Chariots of Fire is one of those films, it seems, to have become fashionable to rave about. Maybe it’s just a thing in the Christian world, but I’m sure every other person I speak to about films says they love it.
I’ve never quite understood the hype, myself. It’s not a bad film, I quite enjoyed watching it and the story is interesting, but it’s not the kind of film I’m desperate to see over and over again – although I can’t deny that the theme tune is amazing.
However, the one part I do love, and come back to time after time, is when Eric Liddell, Scottish preacher and slightly reluctant Olympic sprinter, is legging it down the track. As he pounds away from the presumptuous Yanks who thought they would comfortably beat him, we hear his voice say:
“I believe God made me for a purpose. But He also made me fast. And when I run, I feel His pleasure.”
In the film, Liddell, son of missionaries in China, always intends to return there do God’s work, but he also wants to do a bit a running first, and sees no contradiction between the two.
I’ve always found this a hugely encouraging idea — that we don’t have to be constantly doing ostensibly ‘Godly’ things to please our Heavenly Father. Sometimes it’s easy to believe that if we’re not working for a church, volunteering at a Christian charity, telling our friends about Jesus, or preparing for a Bible study we are somehow wasting our time; that when we spend our time doing things unconnected to church and faith God is a little bit disappointed. But, as Liddell says, this isn’t necessarily so.
As it turns out, I’m actually an appalling runner. When I was about 15, my school house were rooting around for someone who could run the 200 metres for them at the inter-house sports day. Despite my protestations, they insisted I go for a quick trial round the track. I completed the race in 37 seconds.

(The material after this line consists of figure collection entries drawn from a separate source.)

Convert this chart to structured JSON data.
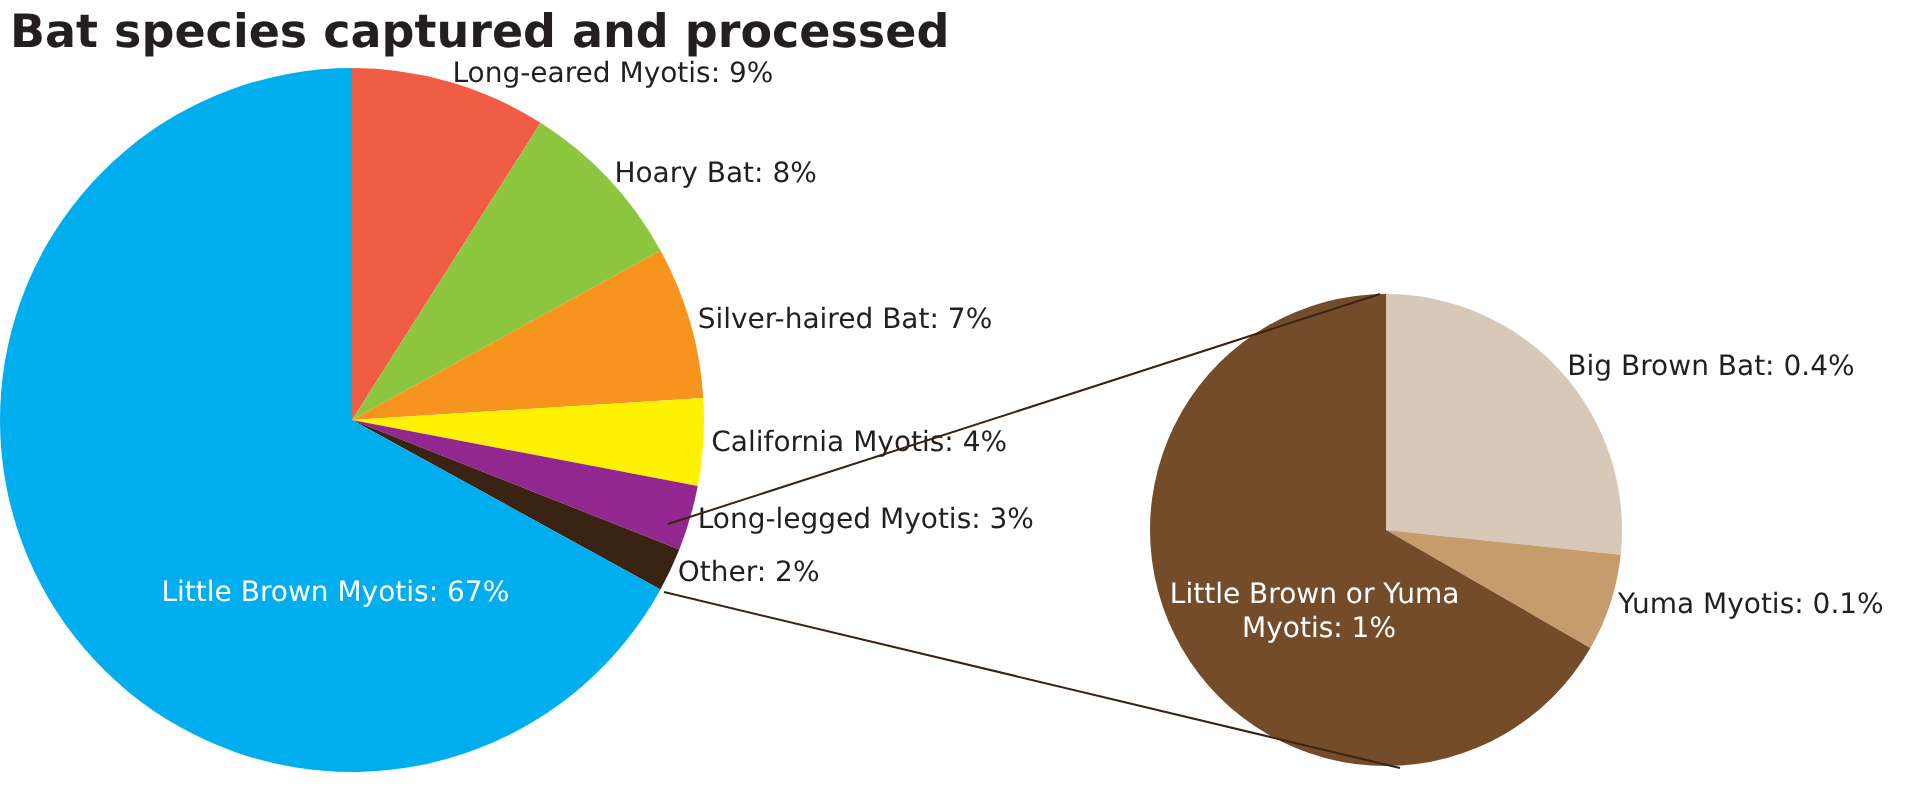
{
  "chart_data": [
    {
      "type": "pie",
      "title": "Bat species captured and processed",
      "categories": [
        "Long-eared Myotis",
        "Hoary Bat",
        "Silver-haired Bat",
        "California Myotis",
        "Long-legged Myotis",
        "Other",
        "Little Brown Myotis"
      ],
      "values": [
        9,
        8,
        7,
        4,
        3,
        2,
        67
      ],
      "value_labels": [
        "9%",
        "8%",
        "7%",
        "4%",
        "3%",
        "2%",
        "67%"
      ],
      "colors": [
        "#f15d44",
        "#8dc63f",
        "#f7941d",
        "#fff200",
        "#92278f",
        "#3b2314",
        "#00aeef"
      ]
    },
    {
      "type": "pie",
      "categories": [
        "Big Brown Bat",
        "Yuma Myotis",
        "Little Brown or Yuma Myotis"
      ],
      "values": [
        0.4,
        0.1,
        1
      ],
      "value_labels": [
        "0.4%",
        "0.1%",
        "1%"
      ],
      "colors": [
        "#d8c8b8",
        "#c69c6d",
        "#754c29"
      ]
    }
  ]
}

But while God almost certainly feels no pleasure in my running, I like to think He is more favourable about my cycling. Ever since I first started cycling to university six years ago on my Dad’s battered old bike, I’ve been hooked. There’s nothing quite like it, with the wind in your hair, whizzing down country lanes and through narrow city streets.
Of course, in a material sense, cycling doesn’t have anything to do with the kingdom of God. But isn’t it refreshing that our God isn’t just a cosmic task-master, always chivvying us along to do more, but enjoys it when we have fun?
Yes, there are times when it would be better to do more productive things than swan around on my bike, but, as Jesus told us, God is a good father who longs to give His children good gifts. And for me, one of those gifts is the ability to climb onto my bike and spend a few hours sweating up and down the hills of north London.
Cycling certainly isn’t the most important thing in life, but it’s fun, and I am convinced that’s not an accident, but part of God’s great design. And as the poster in a bicycle shop round the corner from my parents’ house says: “You can’t buy happiness, but you can buy a bike and that’s pretty close”.